Following this unsuccessful foray into business, Curry received a permanent appointment in the Cambridge public school system and there he remained until this year. On the outside he tutored students from Massachusetts Institute of Technology in foreign languages. "I would spend the first ten minutes of each session explaining to reluctant engineers why they should study a foreign language."
Until the late '30s he tutored at the New Preparatory School. "I did a tremendous amount of tutoring. Very frequently I would teach mornings in the public schools, tutor all afternoon at New Preparatory, and instruct individuals in the evening so when you find me working in City Hall at 9 o'clock at night, it's not unusual."
But while reviewing his life Curry broke off for a moment. "But this is all boasting. After all, we're all pretty simple fellows and there is no sense glorifying ourselves."
During the Depression years, he changed jobs quickly: 1929, head of the Spanish and French departments of the local high school; 1930, junior master of Boston Latin School ("Since everyone there was called a 'junior master' the title didn't mean anything"); 1931, master (one of 15) of a grammar school; 1936, transferred to Roberts Grammar School, where he remained until this summer.

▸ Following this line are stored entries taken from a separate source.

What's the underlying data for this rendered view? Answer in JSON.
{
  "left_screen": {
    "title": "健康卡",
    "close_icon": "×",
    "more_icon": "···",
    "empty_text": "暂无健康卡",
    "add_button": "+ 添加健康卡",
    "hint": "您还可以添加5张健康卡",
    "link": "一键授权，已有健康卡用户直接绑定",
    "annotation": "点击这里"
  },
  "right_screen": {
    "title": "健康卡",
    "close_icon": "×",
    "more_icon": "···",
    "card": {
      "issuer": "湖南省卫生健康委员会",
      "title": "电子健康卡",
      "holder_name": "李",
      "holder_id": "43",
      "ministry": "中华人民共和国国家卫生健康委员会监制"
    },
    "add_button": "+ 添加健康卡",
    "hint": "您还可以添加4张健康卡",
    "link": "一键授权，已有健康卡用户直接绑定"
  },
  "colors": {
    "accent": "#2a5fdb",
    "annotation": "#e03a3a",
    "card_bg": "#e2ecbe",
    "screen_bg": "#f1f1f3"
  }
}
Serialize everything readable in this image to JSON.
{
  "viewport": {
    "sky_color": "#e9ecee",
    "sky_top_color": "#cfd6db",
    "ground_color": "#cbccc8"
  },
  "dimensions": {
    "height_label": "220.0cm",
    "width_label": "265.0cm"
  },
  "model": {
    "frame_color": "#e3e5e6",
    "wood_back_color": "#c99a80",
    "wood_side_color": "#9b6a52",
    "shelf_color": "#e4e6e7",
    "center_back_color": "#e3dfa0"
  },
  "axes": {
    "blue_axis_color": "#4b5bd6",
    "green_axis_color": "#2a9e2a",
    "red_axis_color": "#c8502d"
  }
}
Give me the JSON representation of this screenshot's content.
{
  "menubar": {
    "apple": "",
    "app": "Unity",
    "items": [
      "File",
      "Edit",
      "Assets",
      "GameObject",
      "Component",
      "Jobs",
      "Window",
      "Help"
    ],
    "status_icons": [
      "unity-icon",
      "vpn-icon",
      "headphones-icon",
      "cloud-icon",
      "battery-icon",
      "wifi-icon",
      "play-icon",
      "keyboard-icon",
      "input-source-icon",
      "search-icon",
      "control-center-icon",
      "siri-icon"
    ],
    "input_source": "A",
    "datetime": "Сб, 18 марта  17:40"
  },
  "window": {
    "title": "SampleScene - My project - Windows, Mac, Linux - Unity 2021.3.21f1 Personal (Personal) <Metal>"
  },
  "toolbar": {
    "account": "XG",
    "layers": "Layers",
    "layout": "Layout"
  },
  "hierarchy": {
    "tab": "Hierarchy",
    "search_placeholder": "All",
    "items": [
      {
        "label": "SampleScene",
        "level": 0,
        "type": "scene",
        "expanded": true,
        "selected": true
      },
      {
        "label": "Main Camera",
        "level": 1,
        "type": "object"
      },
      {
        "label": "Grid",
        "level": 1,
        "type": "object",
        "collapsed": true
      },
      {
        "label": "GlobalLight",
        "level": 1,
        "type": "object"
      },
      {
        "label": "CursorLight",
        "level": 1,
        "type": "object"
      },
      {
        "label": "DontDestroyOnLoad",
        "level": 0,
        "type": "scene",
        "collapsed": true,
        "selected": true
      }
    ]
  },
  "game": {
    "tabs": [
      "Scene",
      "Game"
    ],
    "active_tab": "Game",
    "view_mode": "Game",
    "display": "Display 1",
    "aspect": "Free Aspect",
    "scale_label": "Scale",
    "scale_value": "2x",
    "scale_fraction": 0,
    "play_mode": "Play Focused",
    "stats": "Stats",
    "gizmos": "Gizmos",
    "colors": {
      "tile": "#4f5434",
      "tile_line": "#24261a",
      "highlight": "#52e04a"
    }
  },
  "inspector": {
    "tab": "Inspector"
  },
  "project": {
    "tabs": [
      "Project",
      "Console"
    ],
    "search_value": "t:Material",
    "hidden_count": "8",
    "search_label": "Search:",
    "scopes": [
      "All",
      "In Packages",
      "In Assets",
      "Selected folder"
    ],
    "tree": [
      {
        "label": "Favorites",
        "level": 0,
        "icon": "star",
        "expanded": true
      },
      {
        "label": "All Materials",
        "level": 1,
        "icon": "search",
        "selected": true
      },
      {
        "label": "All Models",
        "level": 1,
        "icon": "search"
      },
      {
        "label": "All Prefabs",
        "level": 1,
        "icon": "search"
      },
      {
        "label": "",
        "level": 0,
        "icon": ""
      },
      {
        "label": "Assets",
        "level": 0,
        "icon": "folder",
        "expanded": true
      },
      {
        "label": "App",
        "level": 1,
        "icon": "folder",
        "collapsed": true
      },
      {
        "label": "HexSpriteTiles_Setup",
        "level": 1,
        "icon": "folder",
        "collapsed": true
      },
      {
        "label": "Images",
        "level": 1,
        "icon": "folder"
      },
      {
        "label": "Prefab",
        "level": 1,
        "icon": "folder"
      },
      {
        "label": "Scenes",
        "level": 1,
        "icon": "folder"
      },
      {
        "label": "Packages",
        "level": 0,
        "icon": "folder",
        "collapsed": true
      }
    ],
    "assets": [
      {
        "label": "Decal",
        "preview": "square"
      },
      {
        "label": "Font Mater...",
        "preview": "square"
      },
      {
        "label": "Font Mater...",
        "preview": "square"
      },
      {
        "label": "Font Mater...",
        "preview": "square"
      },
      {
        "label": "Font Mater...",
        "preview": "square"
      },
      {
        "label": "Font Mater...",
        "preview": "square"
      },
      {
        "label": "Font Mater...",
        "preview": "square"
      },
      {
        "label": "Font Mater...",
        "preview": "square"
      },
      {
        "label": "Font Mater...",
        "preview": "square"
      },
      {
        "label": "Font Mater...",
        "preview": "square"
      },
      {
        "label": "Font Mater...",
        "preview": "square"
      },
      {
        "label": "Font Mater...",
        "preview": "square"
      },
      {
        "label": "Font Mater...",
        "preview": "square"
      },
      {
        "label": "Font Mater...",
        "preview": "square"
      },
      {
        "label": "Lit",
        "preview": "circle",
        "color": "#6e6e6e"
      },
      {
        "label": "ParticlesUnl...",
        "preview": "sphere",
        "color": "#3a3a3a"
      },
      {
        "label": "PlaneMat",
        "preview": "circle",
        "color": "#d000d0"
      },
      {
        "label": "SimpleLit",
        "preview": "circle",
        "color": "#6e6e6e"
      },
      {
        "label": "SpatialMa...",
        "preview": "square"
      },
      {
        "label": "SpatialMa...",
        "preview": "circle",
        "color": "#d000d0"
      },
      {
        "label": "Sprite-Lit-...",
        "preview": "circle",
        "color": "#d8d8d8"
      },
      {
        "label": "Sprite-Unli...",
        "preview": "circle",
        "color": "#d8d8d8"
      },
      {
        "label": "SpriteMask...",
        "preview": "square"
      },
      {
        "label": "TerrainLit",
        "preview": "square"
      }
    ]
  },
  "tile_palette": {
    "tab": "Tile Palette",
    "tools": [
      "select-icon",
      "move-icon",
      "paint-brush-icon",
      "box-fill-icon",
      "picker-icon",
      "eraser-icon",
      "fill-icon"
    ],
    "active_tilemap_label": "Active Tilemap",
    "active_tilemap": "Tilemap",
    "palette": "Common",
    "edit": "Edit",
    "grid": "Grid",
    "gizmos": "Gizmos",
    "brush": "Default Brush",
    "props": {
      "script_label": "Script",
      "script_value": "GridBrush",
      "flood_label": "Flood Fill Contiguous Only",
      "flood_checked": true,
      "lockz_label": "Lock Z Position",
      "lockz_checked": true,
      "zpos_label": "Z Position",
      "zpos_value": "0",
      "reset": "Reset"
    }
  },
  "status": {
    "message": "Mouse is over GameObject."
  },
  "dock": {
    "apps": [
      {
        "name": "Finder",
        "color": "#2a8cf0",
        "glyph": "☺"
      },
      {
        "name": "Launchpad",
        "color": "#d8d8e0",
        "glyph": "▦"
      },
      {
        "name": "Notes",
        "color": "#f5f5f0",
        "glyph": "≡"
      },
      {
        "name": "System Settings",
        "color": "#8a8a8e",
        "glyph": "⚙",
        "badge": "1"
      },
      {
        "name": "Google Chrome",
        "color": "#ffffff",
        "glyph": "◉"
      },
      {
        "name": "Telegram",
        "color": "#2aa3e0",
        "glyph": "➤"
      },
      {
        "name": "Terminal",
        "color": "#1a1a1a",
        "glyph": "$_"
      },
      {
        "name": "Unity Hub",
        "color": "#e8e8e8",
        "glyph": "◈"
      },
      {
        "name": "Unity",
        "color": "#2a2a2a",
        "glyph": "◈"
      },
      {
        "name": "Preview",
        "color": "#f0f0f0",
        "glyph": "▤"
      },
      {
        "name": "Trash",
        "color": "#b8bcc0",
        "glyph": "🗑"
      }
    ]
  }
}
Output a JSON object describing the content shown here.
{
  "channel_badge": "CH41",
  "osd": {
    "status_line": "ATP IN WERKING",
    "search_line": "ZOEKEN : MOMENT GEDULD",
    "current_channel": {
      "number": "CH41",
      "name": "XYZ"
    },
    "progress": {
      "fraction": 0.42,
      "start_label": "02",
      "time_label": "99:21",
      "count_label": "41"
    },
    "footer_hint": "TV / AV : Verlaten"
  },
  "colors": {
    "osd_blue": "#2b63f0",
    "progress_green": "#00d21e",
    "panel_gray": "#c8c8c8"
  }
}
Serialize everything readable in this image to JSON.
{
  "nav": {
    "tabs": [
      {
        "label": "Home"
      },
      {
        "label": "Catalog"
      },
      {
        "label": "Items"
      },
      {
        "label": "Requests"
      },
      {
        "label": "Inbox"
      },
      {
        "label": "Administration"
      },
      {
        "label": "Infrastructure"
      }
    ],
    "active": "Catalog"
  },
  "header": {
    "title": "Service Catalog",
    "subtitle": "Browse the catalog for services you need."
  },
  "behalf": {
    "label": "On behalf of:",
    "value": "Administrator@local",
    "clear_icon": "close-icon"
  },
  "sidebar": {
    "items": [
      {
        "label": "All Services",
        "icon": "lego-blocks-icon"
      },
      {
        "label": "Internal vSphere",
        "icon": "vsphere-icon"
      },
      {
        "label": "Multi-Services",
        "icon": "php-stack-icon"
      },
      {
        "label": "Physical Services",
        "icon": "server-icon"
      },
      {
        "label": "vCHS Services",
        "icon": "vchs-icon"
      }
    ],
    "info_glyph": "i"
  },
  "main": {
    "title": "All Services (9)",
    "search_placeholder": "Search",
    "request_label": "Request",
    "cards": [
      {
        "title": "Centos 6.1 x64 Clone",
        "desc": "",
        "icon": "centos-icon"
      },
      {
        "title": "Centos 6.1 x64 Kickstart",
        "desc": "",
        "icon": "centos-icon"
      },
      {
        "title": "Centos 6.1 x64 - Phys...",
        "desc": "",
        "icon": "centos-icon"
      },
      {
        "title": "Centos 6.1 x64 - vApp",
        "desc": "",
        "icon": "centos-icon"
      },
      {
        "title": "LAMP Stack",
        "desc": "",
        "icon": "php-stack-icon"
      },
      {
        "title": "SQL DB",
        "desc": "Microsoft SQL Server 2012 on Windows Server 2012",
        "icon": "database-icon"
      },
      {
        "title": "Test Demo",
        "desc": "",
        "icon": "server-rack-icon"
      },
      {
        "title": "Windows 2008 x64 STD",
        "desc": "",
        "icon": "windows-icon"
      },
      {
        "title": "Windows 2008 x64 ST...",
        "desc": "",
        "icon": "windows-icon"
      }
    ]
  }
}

All the while he continued tutoring, and one of his pupils later became a city councillor and the man who nominated Curry for City Manager. He was Edward A. Crane '35. "As far as he was concerned," Curry remembers, "it was merely a question of whether he was going to get 94 or 98 in his college entrance exam." In 1930 he received a Master of Education degree from Harvard and would have obtained his Ph.D. here also if it were not for the University's requirement that a student must spend half his time in residence. So instead he went to Boston College for the degree. "I think it was a good idea to go to a school like Boston College," he states, "because then you hobnob with people of different ideas."
Although his main love is teaching, he likes the administrative side of education, and even has built himself a snug philosophy to justify his dual role as teacher-administrator. "When you're an administrator," he contends, "you tend to think of yourself as the best teacher in the school, but if you do some teaching at the same time, you can deflate yourself quite easily. You find that you can put a class to sleep as fast as anyone else."
Curry stopped tutoring at the New Prep about four years before the College made it illegal for students to receive outside assistance during the college year. From then on he devoted his main energies toward running the Roberts Grammar School.
Although he told newsmen after his election as manager that he was "politically inexperienced," he showed that he possessed quite a bit of political intuition or at least political instinct. He salved one of the major irritations produced by his predecessor: the lack of laison between manager and council. With fond memories of his tutoring school days, he told the councillors that he would gladly devote as much time as necessary toward informing them about everything in the city administration and simultaneously he warned the heads of the different city departments not to become wary or frightened by his prying because "I'm an eternal questioner."
But his main ambition is to "work in a businesslike way. I have no desire to play with Cambridge politics," he states, "and if I have to bend with the political winds, I'm going to have tough sailing." So far, these political winds have been faint rustlings, but observes Curry with a shrewd grin, "maybe I'm on an enforced honeymoon."